Is your unlived life calling to you?

Patty Bechtold, life coach for women, blogs about your unlived life at wiselifetherapy.com

Is your unlived life calling to you?

Something’s shifted in the past few months and I see glimpses of it around me. I see women stepping back and lifting the covers on the unlived life, or the parts of themselves that don’t get much time and attention. 

Some women have been able to slow down and make space for the unlived life during these strange times. Others, not so much, especially when their entire lives have become concentrated at home: work, 24/7 parenting and caregiving, online schooling and all the rest of it. 

As for me, I fall somewhere in the middle.

But I’m noticing. I see women taking walks on the nearby trail. Like me, it’s probably beckoned to them for years but perhaps there wasn’t enough time to step away from the churn of life so they could step onto the path. 

Or maybe their unlived life has shown up as the garden bed that’s been calling for ages.

Or the shape of the couch cushions, inviting them to take a nap. 

Unlived life might have arrived in a compelling recipe that got filed away years ago.
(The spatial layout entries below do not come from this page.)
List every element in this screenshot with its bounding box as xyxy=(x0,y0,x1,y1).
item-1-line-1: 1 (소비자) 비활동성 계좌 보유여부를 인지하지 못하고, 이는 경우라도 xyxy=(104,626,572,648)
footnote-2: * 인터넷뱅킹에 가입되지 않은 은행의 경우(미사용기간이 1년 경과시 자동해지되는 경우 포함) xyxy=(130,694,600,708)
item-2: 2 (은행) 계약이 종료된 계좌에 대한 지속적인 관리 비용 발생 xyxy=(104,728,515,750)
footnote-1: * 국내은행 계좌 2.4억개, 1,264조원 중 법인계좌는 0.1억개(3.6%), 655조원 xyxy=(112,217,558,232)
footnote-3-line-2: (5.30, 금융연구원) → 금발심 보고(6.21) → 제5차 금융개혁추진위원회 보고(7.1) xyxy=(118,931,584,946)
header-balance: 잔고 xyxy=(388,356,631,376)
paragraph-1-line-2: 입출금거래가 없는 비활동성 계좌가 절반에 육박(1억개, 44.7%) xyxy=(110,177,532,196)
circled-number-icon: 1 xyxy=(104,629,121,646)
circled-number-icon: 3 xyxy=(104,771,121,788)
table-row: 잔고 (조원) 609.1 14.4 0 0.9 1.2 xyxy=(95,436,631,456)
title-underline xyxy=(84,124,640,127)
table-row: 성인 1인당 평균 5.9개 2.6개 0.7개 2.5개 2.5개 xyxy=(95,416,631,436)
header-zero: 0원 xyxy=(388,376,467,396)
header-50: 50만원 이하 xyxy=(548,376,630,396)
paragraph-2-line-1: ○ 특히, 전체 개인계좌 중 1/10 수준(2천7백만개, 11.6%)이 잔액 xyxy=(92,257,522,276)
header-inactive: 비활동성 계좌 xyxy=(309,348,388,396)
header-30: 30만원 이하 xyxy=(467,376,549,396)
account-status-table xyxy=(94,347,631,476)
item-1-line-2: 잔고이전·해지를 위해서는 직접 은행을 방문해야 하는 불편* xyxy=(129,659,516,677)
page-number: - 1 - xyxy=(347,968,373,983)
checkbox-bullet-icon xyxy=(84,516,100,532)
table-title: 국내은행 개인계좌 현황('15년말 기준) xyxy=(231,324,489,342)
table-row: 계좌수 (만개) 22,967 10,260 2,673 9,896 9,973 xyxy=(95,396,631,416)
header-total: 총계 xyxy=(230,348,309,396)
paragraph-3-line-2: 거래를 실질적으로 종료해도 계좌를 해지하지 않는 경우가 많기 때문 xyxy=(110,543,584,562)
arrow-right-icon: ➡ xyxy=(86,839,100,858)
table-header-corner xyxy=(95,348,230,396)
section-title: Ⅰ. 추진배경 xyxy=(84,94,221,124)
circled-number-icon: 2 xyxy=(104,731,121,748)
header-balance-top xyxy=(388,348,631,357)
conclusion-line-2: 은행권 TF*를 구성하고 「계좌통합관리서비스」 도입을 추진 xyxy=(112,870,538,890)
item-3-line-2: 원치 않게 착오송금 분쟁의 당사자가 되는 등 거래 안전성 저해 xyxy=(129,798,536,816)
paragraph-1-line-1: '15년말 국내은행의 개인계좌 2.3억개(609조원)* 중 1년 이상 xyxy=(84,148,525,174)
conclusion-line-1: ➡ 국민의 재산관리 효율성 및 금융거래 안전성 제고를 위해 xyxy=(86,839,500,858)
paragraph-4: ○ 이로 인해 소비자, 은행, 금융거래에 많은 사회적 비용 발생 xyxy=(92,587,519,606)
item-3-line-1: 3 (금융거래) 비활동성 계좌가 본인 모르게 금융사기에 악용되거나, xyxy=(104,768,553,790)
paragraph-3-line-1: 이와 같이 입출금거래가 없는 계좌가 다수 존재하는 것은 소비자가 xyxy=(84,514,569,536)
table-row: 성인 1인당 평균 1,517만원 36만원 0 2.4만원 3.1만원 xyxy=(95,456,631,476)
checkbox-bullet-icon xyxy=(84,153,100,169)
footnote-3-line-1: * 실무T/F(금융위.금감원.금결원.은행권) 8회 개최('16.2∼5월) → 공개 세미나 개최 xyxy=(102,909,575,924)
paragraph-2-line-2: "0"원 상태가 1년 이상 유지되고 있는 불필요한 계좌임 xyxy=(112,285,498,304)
Or the wish to simply sit down and look deeply into another person’s eyes.

Could be they even heeded the wistful memory fragment of long ago days when they used to paint or write or play music. 

Many times, unlived life asserts itself as a yearning that we brush aside again and again. 

Still, it keeps coming back.

But if things have slowed down or become simpler for you during pandemic times and it’s still a struggle to stop and make space for your unlived life, you might ask yourself: 

What have I rejected/ignored/avoided that follows me around anyway and seems determined to claim me?

If you’re a woman who feels overwhelmed, you may discover the answer is pretty simple: Stop. Pause. Take the time.

Of course, while the answer may be simple, the doing of it probably won’t be.

Even if there’s nothing to get in the way of stopping, the field of overwhelm will try to rope you in again. And there will probably be people in your life who have a vested interest in you staying exactly the same.

So making even a tiny opening for your unlived life might require what feels like an act of rebellion.

I say this because it’s not only what I’ve seen in my work with women, but in my own experiences of overwhelm and a world that’s feels too much with us and wants too much of our time. 

Lately I’ve been paying attention to how easy it is to go unconscious about how I’m really using my time. 

I don’t think most of us know exactly how much time and energy we put towards getting things done and mindlessly distracting ourselves.

And at what cost? At what loss? 

For me the cost of overdoing and distracting is the absence of time spent outside. Or time spent reading. Sewing. Walking. Cooking. Writing. Resting. Sleeping well and deeply.

All the doing and distracting keeps the unlived life at bay.

For me it’s been a time of being aware of this pattern and exploring what it means to live fully right now in this time and place. Because if ever there was an opening for the unlived life, this is it.  

Because the old life, the one that we thought would support all our doing and going and having, was built on the pursuit of the next thing.

Now, in our new reality we often can’t pursue the next thing the way we thought we could, or the way we had planned.

Of course we can adapt and try to shift and transform our pursuit of the next thing to fit the moment but something happens in the translation. We do have to stop, slow down, pause, consider–and in the process we discover there’s an opening for our unlived life that’s been waiting for us to pay attention to it.

Often what’s waiting is a deeper relationship with life itself.

A life of the senses, a life of healing, a life of quiet pursuits, a life of less. Less doing, less worry, less anxiety, less pushing, less overwhelm. 

There’s still so much pushing though! I see that everywhere and it tires me out. It seems to be built into the American way. I do sort of get it, especially if the pursuits and the pushing give you pleasure. I’ve certainly experienced that and believed it to be true.

But now I question how much true pleasure is actually embedded in the push to get it all done and get things across the finish line.

And I do wonder, is it possible to live this life without the push, to be the woman who takes her time and comes in far back in the pack, but nevertheless crosses the finish line in her own relaxed way?